ドナルド・トランプ前米大統領は、ウクライナへの軍事支援を打ち切る可能性を示唆し、ウォロディミル・ゼレンスキー大統領にロシアとの和平交渉を促す圧力を強めている。トランプ氏は自身のソーシャルメディアで、ウクライナ支援に巨額の資金が費やされていると批判し、支援継続の条件として和平交渉の開始を求めた。
トランプ氏の主張と背景
トランプ氏は「ウクライナは和平交渉のテーブルに着くべきだ。
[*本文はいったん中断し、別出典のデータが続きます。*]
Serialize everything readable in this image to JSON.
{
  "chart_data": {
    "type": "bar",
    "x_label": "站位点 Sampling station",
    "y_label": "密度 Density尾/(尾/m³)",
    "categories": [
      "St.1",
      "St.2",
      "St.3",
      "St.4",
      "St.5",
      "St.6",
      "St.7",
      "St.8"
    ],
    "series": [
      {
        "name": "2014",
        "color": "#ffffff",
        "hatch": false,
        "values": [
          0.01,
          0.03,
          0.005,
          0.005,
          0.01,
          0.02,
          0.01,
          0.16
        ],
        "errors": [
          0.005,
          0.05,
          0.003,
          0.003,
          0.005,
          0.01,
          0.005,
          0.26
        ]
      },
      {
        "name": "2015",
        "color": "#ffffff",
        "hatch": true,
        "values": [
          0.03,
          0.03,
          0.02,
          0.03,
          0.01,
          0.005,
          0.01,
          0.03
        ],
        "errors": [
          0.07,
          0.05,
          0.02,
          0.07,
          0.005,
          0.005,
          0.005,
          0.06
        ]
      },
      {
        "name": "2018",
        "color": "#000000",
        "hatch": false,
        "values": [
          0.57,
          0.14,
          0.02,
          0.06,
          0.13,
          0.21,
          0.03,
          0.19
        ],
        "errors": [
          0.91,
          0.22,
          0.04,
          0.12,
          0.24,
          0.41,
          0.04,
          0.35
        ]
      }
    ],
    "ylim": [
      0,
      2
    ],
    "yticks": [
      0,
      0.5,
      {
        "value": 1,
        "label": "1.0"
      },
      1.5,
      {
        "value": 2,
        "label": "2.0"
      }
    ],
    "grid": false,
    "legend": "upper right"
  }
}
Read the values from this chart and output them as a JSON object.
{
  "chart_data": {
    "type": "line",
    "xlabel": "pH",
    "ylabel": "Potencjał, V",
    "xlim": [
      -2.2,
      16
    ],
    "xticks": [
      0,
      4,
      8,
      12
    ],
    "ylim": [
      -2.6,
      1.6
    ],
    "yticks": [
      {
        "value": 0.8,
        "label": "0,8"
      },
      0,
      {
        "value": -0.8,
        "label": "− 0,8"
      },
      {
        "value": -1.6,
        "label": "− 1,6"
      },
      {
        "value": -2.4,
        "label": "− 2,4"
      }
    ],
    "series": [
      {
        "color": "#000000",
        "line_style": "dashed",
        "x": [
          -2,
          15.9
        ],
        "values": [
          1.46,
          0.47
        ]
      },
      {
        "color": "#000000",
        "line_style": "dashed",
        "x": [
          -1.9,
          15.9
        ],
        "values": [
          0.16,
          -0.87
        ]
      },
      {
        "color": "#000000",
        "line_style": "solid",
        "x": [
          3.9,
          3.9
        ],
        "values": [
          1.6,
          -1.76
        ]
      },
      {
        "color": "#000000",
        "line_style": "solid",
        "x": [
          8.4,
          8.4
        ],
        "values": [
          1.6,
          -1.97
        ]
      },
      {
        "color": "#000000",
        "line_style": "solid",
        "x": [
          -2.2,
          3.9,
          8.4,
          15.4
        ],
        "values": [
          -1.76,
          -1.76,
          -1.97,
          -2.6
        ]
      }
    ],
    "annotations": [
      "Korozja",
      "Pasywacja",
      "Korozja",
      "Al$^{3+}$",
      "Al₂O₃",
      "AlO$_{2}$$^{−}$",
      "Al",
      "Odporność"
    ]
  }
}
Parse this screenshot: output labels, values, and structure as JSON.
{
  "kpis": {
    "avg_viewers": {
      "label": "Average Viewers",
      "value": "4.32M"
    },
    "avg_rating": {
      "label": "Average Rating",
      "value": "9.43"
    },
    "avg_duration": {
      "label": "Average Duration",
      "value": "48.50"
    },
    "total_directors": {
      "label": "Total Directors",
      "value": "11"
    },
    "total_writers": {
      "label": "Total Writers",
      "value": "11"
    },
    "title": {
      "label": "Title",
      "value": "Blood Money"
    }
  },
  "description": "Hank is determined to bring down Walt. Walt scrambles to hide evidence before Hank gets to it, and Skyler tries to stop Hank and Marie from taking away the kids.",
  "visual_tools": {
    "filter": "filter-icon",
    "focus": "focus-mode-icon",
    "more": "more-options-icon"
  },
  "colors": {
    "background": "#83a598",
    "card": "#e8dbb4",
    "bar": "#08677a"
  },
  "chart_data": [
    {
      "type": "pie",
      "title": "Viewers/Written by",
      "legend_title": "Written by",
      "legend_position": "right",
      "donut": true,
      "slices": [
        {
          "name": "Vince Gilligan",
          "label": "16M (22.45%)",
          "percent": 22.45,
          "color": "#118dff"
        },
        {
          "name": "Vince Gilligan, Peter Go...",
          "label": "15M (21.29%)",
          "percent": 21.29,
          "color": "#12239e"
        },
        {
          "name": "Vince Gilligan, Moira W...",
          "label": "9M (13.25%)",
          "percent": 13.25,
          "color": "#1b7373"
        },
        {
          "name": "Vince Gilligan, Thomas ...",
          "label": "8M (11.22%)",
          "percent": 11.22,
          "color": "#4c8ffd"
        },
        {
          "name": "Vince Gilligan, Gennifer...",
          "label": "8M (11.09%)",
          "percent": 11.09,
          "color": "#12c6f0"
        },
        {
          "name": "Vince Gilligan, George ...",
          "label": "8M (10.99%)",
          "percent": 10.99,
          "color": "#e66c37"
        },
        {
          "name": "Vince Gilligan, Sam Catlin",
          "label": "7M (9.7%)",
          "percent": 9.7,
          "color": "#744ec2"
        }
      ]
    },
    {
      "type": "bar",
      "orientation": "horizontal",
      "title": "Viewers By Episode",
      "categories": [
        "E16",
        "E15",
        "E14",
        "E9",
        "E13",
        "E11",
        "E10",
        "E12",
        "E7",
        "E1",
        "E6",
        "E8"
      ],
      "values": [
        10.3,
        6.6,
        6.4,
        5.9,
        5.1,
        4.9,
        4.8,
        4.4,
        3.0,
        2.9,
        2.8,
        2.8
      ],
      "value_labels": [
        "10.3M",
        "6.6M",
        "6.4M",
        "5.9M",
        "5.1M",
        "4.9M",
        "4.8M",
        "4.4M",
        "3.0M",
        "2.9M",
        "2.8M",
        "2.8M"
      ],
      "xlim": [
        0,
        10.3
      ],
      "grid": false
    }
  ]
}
米国はこれ以上、無制限に資金を供給できない」と述べ、支援打ち切りの可能性に言及。同氏は過去にもウクライナ支援に懐疑的な姿勢を示しており、2024年大統領選挙に向けて支持基盤を固める狙いがあるとみられる。
ゼレンスキー大統領の反応
ゼレンスキー大統領はこれに対し、停戦交渉はロシアの侵略を正当化するだけだと反論。ウクライナは領土を譲歩しないとの立場を堅持している。また、米国からの支援が停止されれば、ウクライナの防衛能力に深刻な打撃を与えると警告した。
国際社会への影響
トランプ氏の発言は、欧州諸国やNATOに衝撃を与えている。ドイツやフランスはウクライナ支援の継続を主張する一方、米国内では共和党内で意見が割れている。専門家は、トランプ氏が再選された場合、ウクライナ支援の大幅な縮小や中止が現実味を帯びると指摘する。